And so we learn from this beautiful story of Jesus how to greet our King.  We join the Church that gathers to greet Christ.  We don’t hold on to grudges against each other.  We forgive, as Christ comes to forgive not just me, but my brother who has sinned against me.  Jesus gathers sinners together, and so we welcome sinners and join sinners who desire Christ as their King.

 

The people took off their outer garments and threw them down before Jesus.  So we repent of our sins.  As Ephesians 4 says, “Put off, concerning your former conduct, the old man which grows corrupt according to deceitful lusts.”  And Colossians says the same thing, “Therefore put to death your members which are on the earth: fornication, uncleanness, passion, evil desire, and covetousness, which is idolatry.

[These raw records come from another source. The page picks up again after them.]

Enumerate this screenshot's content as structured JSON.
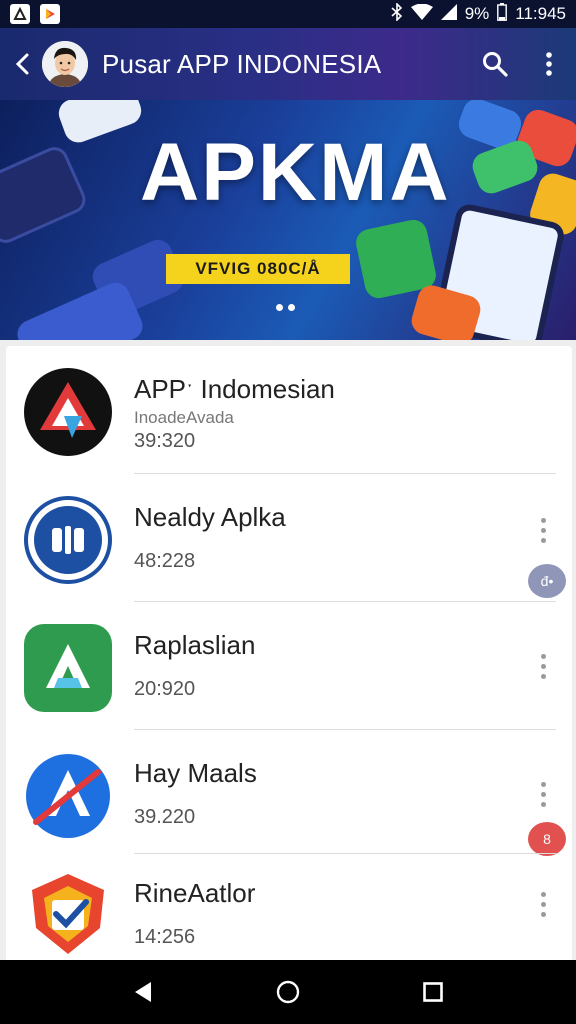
{
  "status_bar": {
    "battery": "9%",
    "time": "11:945"
  },
  "app_bar": {
    "title": "Pusar APP INDONESIA"
  },
  "banner": {
    "title": "APKMA",
    "tag": "VFVIG 080C/Å"
  },
  "apps": [
    {
      "name": "APPˑ Indomesian",
      "sub": "InoadeAvada",
      "count": "39:320"
    },
    {
      "name": "Nealdy Aplka",
      "count": "48:228",
      "badge": "đ•"
    },
    {
      "name": "Raplaslian",
      "count": "20:920"
    },
    {
      "name": "Hay Maals",
      "count": "39.220",
      "badge": "8"
    },
    {
      "name": "RineAatlor",
      "count": "14:256"
    }
  ],
  "colors": {
    "app_bar": "#2a2f86",
    "badge_gray": "#8f96b8",
    "badge_red": "#e0514f",
    "tag_yellow": "#f5d21c"
  },
  "icons": {
    "back": "back-arrow-icon",
    "search": "search-icon",
    "more": "more-vert-icon",
    "nav_back": "nav-back-icon",
    "nav_home": "nav-home-icon",
    "nav_recents": "nav-recents-icon"
  }
}
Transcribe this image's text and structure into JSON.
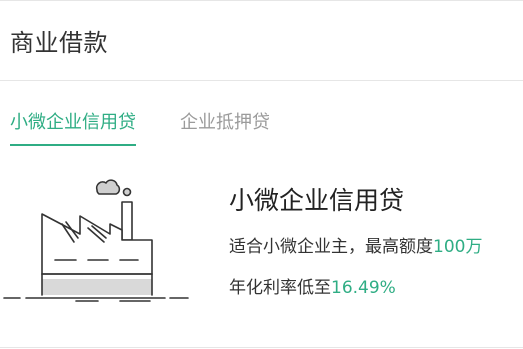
{
  "header": {
    "title": "商业借款"
  },
  "tabs": [
    {
      "label": "小微企业信用贷",
      "active": true
    },
    {
      "label": "企业抵押贷",
      "active": false
    }
  ],
  "product": {
    "title": "小微企业信用贷",
    "desc1_prefix": "适合小微企业主，最高额度",
    "desc1_amount": "100万",
    "desc2_prefix": "年化利率低至",
    "desc2_rate": "16.49%"
  },
  "icons": {
    "illustration": "factory-illustration"
  },
  "colors": {
    "accent": "#2fad84",
    "inactive_tab": "#9b9b9b",
    "text": "#333333"
  }
}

Because of these things the wrath of God is coming upon the sons of disobedience.” 

 

In other words, we repent.  We see Christ coming, and we know He is God.  He comes to do away with sin.  Do you want to keep your sin?  Then you do not want Jesus, because He comes to take it away.  Repent, and throw it off, for your King to trample on it. 

 

And we give to Him all glory.  We do not try to be better than we are for Him to come.  Instead we cut off the palm branches and lay them before His feet.  The palm branches are our glory, our accomplishments, our pride.  Palms were used to signify victory in battle.  But Jesus alone wins the battle.  He alone goes to fight against our sins and conquer them.  He alone is righteous and having salvation.  And so do not be afraid to give to this lowly King all glory.  Do not think that you must keep some ability, some accomplishment, something to-do as your own.  Cut off the branches and lay them at the feet of the one who is the Vine, from whom you will grow as true and living branches that bear fruit from Him alone. 

 

We repent, we give to Jesus all the glory, and finally, we sing the greatest praise to Him that can be sung.  We trust in Him.  We sing Hosanna!  Save now!  Faith asks Jesus to save us.  Faith is the highest praise of God because it recognizes God’s greatest work, which is that Jesus suffers under the Law for us and redeems us, rescues us from all our sins, crushes the devil’s head, takes death from him and conquers it, and calls to every one who has no strength and righteousness of his own, “Come to me! I am righteous and having salvation, having forgiveness, having peace and rest for your soul.  Eat, and you will not hunger.  Drink, and you will not thirst.  Believe, and you have everlasting life, because you will have my mind, my attitude, which is God at peace with you through My death.”

 

A greater than Solomon is here.  Solomon was deceived by his many wives. Jesus lays down His life for His one bride.  Solomon was wise in earthly matters; Jesus is the heavenly wisdom from above that shows us His glory in suffering and dying for us.  Solomon divided his kingdom because of his sin and his sons lost it.  Jesus unites all nations into one kingdom and His sons inherit the kingdom prepared for them from the foundation of the world.  Solomon’s glory was not as beautiful as a lily of the field, yet lilies fade and wither like I do, but Christ’s glory is on the dry stem of the cross, and as Aaron’s staff budded, so that cross buds blooms that will not wilt, but grow into the fruit of the tree of life.  The Queen of Sheba came from the ends of the earth to hear the wisdom of Solomon, but Christ has gone to the ends of the earth to seek and to save that which was lost.  Hosanna! To the Son of David!  Blessed is He who comes in the name of the Lord to claim me as His own, to strip off of me what harms me, and to clothe me with the righteousness I need; to take the false peace of the world and its pride away, and to impart to my broken and sullied heart the peace that surpasses my understanding, the peace of being washed in His blood and made His own dear child. 

 

Dear Jesus, I have nothing to offer you.  I will cast off all my righteousness, and count it all but loss, if I may gain You, and be found in You, not having my own good works, but having your obedience and suffering and blood, because in them I am unashamed, I am clothed with what shines before God as purity and holiness and goodness.  It is in Your humility that I find my glory.  It is in Your lowliness that I am lifted up from sin to live a life of faith in you.  Give the assurance of Your salvation in Your holy Word, in the sacrament of Your body and blood, and in my baptism every day.  Teach me to live a life of good works, and finally, lead me to that eternal glory which Your Father has prepared for all those who love You.  Amen.